In 1978, Moreau was elected to represent Alpes-Maritimes's 5th constituency in the National Assembly at that year's legislative election on 19 March as a member of the Union for French Democracy (UFD) party. She was reelected at each subsequent election until the 1997 French legislative election. Moreau was a vice-president of the National Assembly on two occasions, firstly from 1984 to 1985 and secondly from 1997 to 1998. She was a member of the Parliamentary Delegation for Audiovisual Communication, the Foreign Affairs Committee, the Economic Affairs Committee, and the committee of the French Association for the Atlantic Community. Moreau was also a full member of the Conseil National du Tourisme, chairman of the France-Brazil friendship group, deputy chairman of the France-USA friendship group and a deputy chairman of the UFD group in the National Assembly in 1986. She was a committee member of the French delegation to the European Movement.

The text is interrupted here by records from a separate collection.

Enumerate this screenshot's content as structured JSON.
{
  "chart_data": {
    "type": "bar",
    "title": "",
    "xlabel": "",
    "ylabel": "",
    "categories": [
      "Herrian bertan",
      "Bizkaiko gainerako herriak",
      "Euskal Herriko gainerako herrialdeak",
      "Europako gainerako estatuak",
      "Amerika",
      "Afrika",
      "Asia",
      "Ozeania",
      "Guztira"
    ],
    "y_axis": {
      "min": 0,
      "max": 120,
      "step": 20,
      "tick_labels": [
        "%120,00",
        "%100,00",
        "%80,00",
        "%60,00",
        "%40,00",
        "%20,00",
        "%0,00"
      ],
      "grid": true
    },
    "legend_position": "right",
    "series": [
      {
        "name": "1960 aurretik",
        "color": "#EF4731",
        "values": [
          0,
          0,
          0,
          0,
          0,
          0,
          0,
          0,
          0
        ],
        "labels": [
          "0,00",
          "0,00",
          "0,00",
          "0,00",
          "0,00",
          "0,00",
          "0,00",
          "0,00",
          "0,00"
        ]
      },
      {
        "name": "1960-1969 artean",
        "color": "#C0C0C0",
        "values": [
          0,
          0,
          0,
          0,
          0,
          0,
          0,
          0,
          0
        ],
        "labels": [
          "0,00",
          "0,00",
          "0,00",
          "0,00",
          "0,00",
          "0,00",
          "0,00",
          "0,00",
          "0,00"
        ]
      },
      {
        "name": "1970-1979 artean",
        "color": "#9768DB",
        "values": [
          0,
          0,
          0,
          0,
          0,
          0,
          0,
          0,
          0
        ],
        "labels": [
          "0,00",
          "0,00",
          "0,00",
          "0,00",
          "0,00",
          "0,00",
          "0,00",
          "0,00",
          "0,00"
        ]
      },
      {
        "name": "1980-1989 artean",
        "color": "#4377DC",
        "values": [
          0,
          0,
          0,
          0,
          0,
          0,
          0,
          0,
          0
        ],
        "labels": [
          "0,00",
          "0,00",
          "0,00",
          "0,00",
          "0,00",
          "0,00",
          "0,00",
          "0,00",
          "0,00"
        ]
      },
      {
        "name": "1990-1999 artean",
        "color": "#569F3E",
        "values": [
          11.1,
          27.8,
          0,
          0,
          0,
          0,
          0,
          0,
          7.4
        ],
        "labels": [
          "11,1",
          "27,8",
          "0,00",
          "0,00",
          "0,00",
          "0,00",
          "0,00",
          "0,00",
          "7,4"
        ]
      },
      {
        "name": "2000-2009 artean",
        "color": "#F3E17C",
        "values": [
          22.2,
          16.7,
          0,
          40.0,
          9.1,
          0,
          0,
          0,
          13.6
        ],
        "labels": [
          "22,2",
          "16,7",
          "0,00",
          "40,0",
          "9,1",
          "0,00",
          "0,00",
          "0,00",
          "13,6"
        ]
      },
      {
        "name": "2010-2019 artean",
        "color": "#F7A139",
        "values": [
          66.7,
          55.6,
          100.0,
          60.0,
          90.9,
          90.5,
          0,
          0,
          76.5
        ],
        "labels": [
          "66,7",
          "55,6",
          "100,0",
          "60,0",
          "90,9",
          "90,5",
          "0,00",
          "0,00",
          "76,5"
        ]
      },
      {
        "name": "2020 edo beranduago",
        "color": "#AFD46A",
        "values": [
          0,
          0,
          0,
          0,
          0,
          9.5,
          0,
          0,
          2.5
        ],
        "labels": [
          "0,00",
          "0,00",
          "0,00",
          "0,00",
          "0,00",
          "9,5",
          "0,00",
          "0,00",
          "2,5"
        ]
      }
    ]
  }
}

From 17 July 1979 to 23 July 1984, she was an elected Member of the European Parliament for France of the European People's Party Group. Moreau was a member of the Committee on External Economic Relations and the Delegation for relations with the United States. She was a member of the Polo de Paris club.

== Personal life ==
She was married to the businessman Pierre Moreau. They had one child. Moreau died at the Hôpital Cochin in Paris on 5 February 2001.

== Awards and legacy ==
She was a recipient of the Croix de Guerre 1939–1945 and the Resistance Medal for her actions during the Second World War. Moreau was appointed an Officer of the Legion of Honour for military service. She has been honoured at the Saint-Jean cemetery in Mandelieu-la Napoule every year since her death. The Boulevard du Midi in Cannes was named for her.